Once you have set your Google API key, run the following cell to look up the details of a particular cell tower:
#Add your cell tower details here.
#You can find them using an app such as the OpenSignal app
postjson = {
"cellTowers": [
{
"mobileCountryCode": 234,
"mobileNetworkCode": 15,
"locationAreaCode": 714,#979,
"cellId": 1671#42333969
}
]
}
url='https://www.googleapis.com/geolocation/v1/geolocate?key={}'.format(googleMapsAPIkey)
print(postjson)
r = requests.post(url, json=postjson)
r.json()
As well as services that provide access to directories that try to associate IP addresses with physical locations, there are also databases that also try to associate MAC addresses of wifi routers with physical locations.
If your computer has a wifi enabled, you will use access a low level command on your computer that identifies in-range wifi routers and provides adminstrative information about them.
STILL NEEDS TESTING & REFINING - TO DO
Note that to call the Google webservice to look up the geographical locations of cell towers or wifi hotspots from their IDs, you will need to get a Google Geolocation API token: visit https://developers.google.com/maps/documentation/geocoding/get-api-key and follow the instructions on how to get a key for the geolocation API.
When you have obtained your key, use it to set the googleMapsAPIkey
variable below.
Also note that the code may look a little bit involved. But DON'T PANIC
, you don't need to be able to write, or even read, this sort of code for the purposes of this course.
googleMapsAPIkey="YOUR_KEY_HERE"
import sys
import requests
#http://stackoverflow.com/a/9859202/454773
def isInt_str(v):
v = str(v).strip()
return v=='0' or (v if v.find('..') > -1 else v.lstrip('-+').rstrip('0').rstrip('.')).isdigit()

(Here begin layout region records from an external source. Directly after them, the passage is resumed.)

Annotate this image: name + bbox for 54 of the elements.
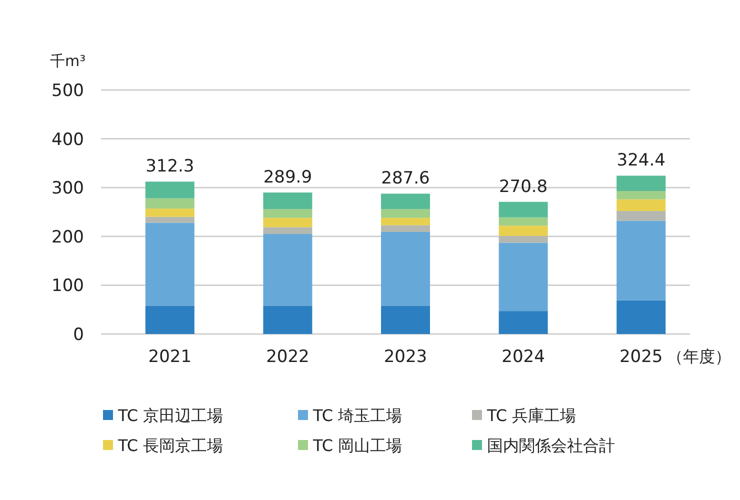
total-label: 287.6 — [381, 168, 430, 189]
y-tick-label: 500 — [52, 81, 84, 101]
bar — [145, 216, 194, 223]
bar — [381, 194, 430, 210]
bar — [381, 218, 430, 226]
bar — [263, 306, 312, 334]
bar — [145, 306, 194, 334]
y-tick-label: 100 — [52, 276, 84, 296]
x-tick-label: 2021 — [148, 347, 192, 367]
y-tick-label: 300 — [52, 178, 84, 199]
legend-label: 国内関係会社合計 — [487, 436, 615, 455]
x-tick-label: 2023 — [384, 347, 428, 367]
y-tick-label: 400 — [52, 130, 84, 150]
bar — [616, 300, 666, 334]
bar — [145, 198, 194, 209]
bar — [263, 227, 312, 234]
bar — [616, 176, 666, 192]
bar — [381, 306, 430, 334]
total-label: 324.4 — [616, 150, 666, 171]
total-label: 289.9 — [263, 168, 312, 188]
x-tick-label: 2022 — [266, 347, 310, 367]
bar — [616, 191, 666, 200]
bar — [381, 225, 430, 232]
y-tick-label: 200 — [52, 227, 84, 248]
bar — [263, 209, 312, 218]
bar — [381, 232, 430, 306]
legend-label: TC 長岡京工場 — [117, 436, 224, 455]
bar — [616, 199, 666, 212]
legend-label: TC 兵庫工場 — [486, 406, 576, 425]
bar — [145, 182, 194, 198]
bar — [381, 209, 430, 218]
total-label: 312.3 — [146, 156, 194, 177]
bar — [498, 226, 548, 236]
bar — [498, 202, 548, 218]
legend-label: TC 埼玉工場 — [312, 406, 402, 425]
bar — [145, 222, 194, 306]
x-tick-label: 2024 — [502, 347, 545, 367]
bar — [263, 218, 312, 228]
bar — [498, 311, 548, 334]
legend-label: TC 岡山工場 — [312, 436, 402, 455]
bar — [616, 211, 666, 221]
x-axis-title: （年度） — [667, 347, 732, 366]
bar — [616, 220, 666, 300]
total-label: 270.8 — [498, 176, 548, 197]
y-tick-label: 0 — [73, 325, 84, 345]
bar — [498, 217, 548, 226]
bar — [263, 234, 312, 306]
legend-label: TC 京田辺工場 — [117, 406, 224, 425]
bar — [145, 208, 194, 217]
x-tick-label: 2025 — [619, 347, 663, 367]
bar — [263, 192, 312, 210]
bar — [498, 242, 548, 312]
bar — [498, 236, 548, 243]
y-axis-title: 千m³ — [50, 52, 86, 70]
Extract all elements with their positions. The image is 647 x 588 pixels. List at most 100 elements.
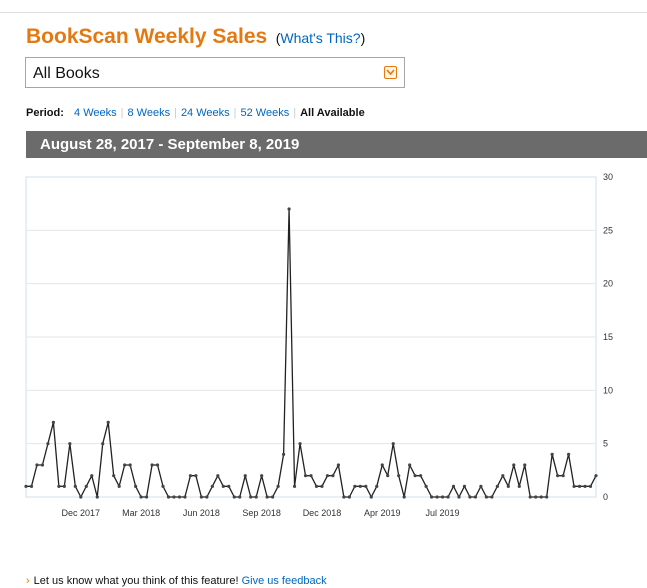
data-point bbox=[287, 207, 291, 211]
period-4-weeks[interactable]: 4 Weeks bbox=[74, 107, 117, 119]
y-tick-label: 30 bbox=[603, 172, 613, 182]
data-point bbox=[594, 474, 598, 478]
period-selector: Period: 4 Weeks | 8 Weeks | 24 Weeks | 52 Week… bbox=[26, 107, 365, 119]
data-point bbox=[57, 484, 61, 488]
data-point bbox=[588, 484, 593, 488]
x-tick-label: Sep 2018 bbox=[242, 508, 281, 518]
data-point bbox=[397, 474, 401, 478]
data-point bbox=[155, 463, 160, 467]
data-point bbox=[402, 495, 406, 499]
data-point bbox=[309, 474, 313, 478]
data-point bbox=[276, 484, 280, 488]
data-point bbox=[583, 484, 587, 488]
data-point bbox=[232, 495, 236, 499]
data-point bbox=[506, 484, 510, 488]
data-point bbox=[375, 484, 379, 488]
period-all-available[interactable]: All Available bbox=[300, 107, 365, 119]
data-point bbox=[528, 495, 532, 499]
data-point bbox=[144, 495, 149, 499]
data-point bbox=[161, 484, 165, 488]
period-separator: | bbox=[174, 107, 177, 119]
data-point bbox=[79, 495, 83, 499]
data-point bbox=[413, 474, 417, 478]
data-point bbox=[35, 463, 39, 467]
data-point bbox=[473, 495, 478, 499]
data-point bbox=[490, 495, 494, 499]
data-point bbox=[479, 484, 483, 488]
data-point bbox=[205, 495, 209, 499]
data-point bbox=[440, 495, 445, 499]
y-tick-label: 25 bbox=[603, 225, 613, 235]
data-point bbox=[561, 474, 565, 478]
data-point bbox=[243, 474, 247, 478]
period-24-weeks[interactable]: 24 Weeks bbox=[180, 107, 230, 119]
data-point bbox=[216, 474, 220, 478]
data-point bbox=[468, 495, 472, 499]
data-point bbox=[227, 484, 231, 488]
period-separator: | bbox=[293, 107, 297, 119]
data-point bbox=[446, 495, 450, 499]
data-point bbox=[517, 484, 521, 488]
data-point bbox=[457, 495, 461, 499]
data-point bbox=[281, 452, 286, 456]
data-point bbox=[210, 484, 214, 488]
data-point bbox=[128, 463, 132, 467]
y-tick-label: 0 bbox=[603, 492, 608, 502]
y-tick-label: 15 bbox=[603, 332, 613, 342]
data-point bbox=[501, 474, 505, 478]
data-point bbox=[484, 495, 488, 499]
data-point bbox=[62, 484, 66, 488]
feedback-link[interactable]: Give us feedback bbox=[241, 575, 327, 587]
sales-line-chart: 0 5 10 15 20 25 30 Dec 2017 Mar 2018 Jun 2018 Sep … bbox=[24, 172, 613, 518]
y-tick-label: 5 bbox=[603, 439, 608, 449]
data-point bbox=[462, 484, 467, 488]
sales-chart: 0 5 10 15 20 25 30 Dec 2017 Mar 2018 Jun 2018 Sep … bbox=[0, 160, 647, 530]
data-point bbox=[550, 452, 554, 456]
header: BookScan Weekly Sales (What's This?) bbox=[26, 25, 365, 49]
date-range-band: August 28, 2017 - September 8, 2019 bbox=[26, 131, 647, 158]
data-point bbox=[298, 442, 302, 446]
whats-this-link[interactable]: What's This? bbox=[280, 30, 361, 46]
data-point bbox=[336, 463, 341, 467]
period-52-weeks[interactable]: 52 Weeks bbox=[240, 107, 290, 119]
data-point bbox=[117, 484, 121, 488]
chevron-down-icon[interactable] bbox=[384, 66, 397, 79]
format-select[interactable]: All Books bbox=[25, 57, 405, 88]
data-point bbox=[260, 474, 264, 478]
data-point bbox=[199, 495, 203, 499]
period-label: Period: bbox=[26, 107, 64, 119]
page-title: BookScan Weekly Sales bbox=[26, 25, 268, 48]
x-tick-label: Jun 2018 bbox=[183, 508, 220, 518]
data-point bbox=[29, 484, 34, 488]
data-point bbox=[221, 484, 225, 488]
x-tick-label: Dec 2017 bbox=[62, 508, 101, 518]
data-point bbox=[386, 474, 390, 478]
data-point bbox=[271, 495, 275, 499]
data-point bbox=[254, 495, 258, 499]
data-point bbox=[408, 463, 412, 467]
chevron-right-icon: › bbox=[26, 575, 30, 587]
data-point bbox=[424, 484, 428, 488]
data-point bbox=[358, 484, 362, 488]
data-point bbox=[325, 474, 330, 478]
data-point bbox=[566, 452, 571, 456]
data-point bbox=[46, 442, 50, 446]
data-point bbox=[523, 463, 527, 467]
data-point bbox=[238, 495, 242, 499]
data-point bbox=[391, 442, 395, 446]
series-line bbox=[26, 208, 597, 498]
period-8-weeks[interactable]: 8 Weeks bbox=[127, 107, 171, 119]
data-point bbox=[380, 463, 384, 467]
y-tick-label: 10 bbox=[603, 385, 613, 395]
data-point bbox=[369, 495, 373, 499]
data-point bbox=[84, 484, 88, 488]
data-point bbox=[150, 463, 154, 467]
data-point bbox=[134, 484, 138, 488]
data-point bbox=[451, 484, 456, 488]
x-tick-label: Mar 2018 bbox=[122, 508, 160, 518]
data-point bbox=[429, 495, 434, 499]
data-point bbox=[419, 474, 423, 478]
data-point bbox=[320, 484, 324, 488]
feedback-text: Let us know what you think of this featu… bbox=[33, 575, 239, 587]
paren-close: ) bbox=[360, 30, 366, 46]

#/System/Library/PrivateFrameworks/Apple80211.framework/Resources/airport
import subprocess
def getWifiMacAddresses():
#autodetect platform and then report based on this?
print(sys.platform)
macAddr={}
#For Mac:
if sys.platform=='darwin':
results = subprocess.check_output(["/System/Library/PrivateFrameworks/Apple80211.framework/Resources/airport", "-s"])
results = results.decode("utf-8").split("\n")
for l in [x.strip() for x in results[1:] if x.strip()!='']:
ll=l.split(' ')
#We could use a regular expression - or we can construct our parser a step at a time...
macAddress=l.strip().split(' ')[1]
strength=l.strip().split(' ')[2]
if isInt_str(strength):
macAddr[l.strip().split(' ')[0]]={'macAddress':macAddress,
'signalStrength':int(strength)}
elif win in sys.platform:
results = subprocess.check_output(["netsh", "wlan", "show", "network", "mode=bssid"])
results = results.replace("\r","").split("\n")
macAddress='UNKNOWN'
for l in results[4:]:
if l.startswith('SSID'):
macAddress=':'.join(l.split(':')[1:]).strip()
if 'BSSID' in l:
macAddr[macAddress]=l.split(':')[1].strip()
macAddress='UNKNOWN'
elif 'linux' in sys.platform:
#linux?
#! apt-get -y install wireless-tools
#results = subprocess.check_output(["iwlist","scanning"])
#via PP - linux text - TO DO
# apt-get -y install wireless-tools then run iwlist scanning to display the details of wireless access points your computer can see.
#apt-get -y install wireless-tools gave me "Could not open the lock file ..."
#However when I checked in the Ubuntu Software Centre wireless-tools was already installed. I think non-expert users may use the Software Centre to install additional applications.
#iwlist just give you a not very helpful usage list. What works directly is:
#iwlist wlan0 scan
pass
return macAddr
postjson={'wifiAccessPoints':[]}
hotspots=getWifiMacAddresses()
for h in hotspots:
postjson['wifiAccessPoints'].append(hotspots[h])
print(h,hotspots[h])
print('JSON posted to Google service: ',postjson)
url='https://www.googleapis.com/geolocation/v1/geolocate?key={}'.format(googleMapsAPIkey)
r = requests.post(url, json=postjson)
r.json()
In this notebook, you have learned how to geocode several different sorts of location identifer - postcodes, postal addresses, IP addresses and maybe even the MAC address of any WiFI routers in view of your computer.
You have also seen how we can take the JSON data returned from the geolocation services and parse it as python dict that we can then start to work as data, for example, by plotting markers associated with identified locations on an interactive map.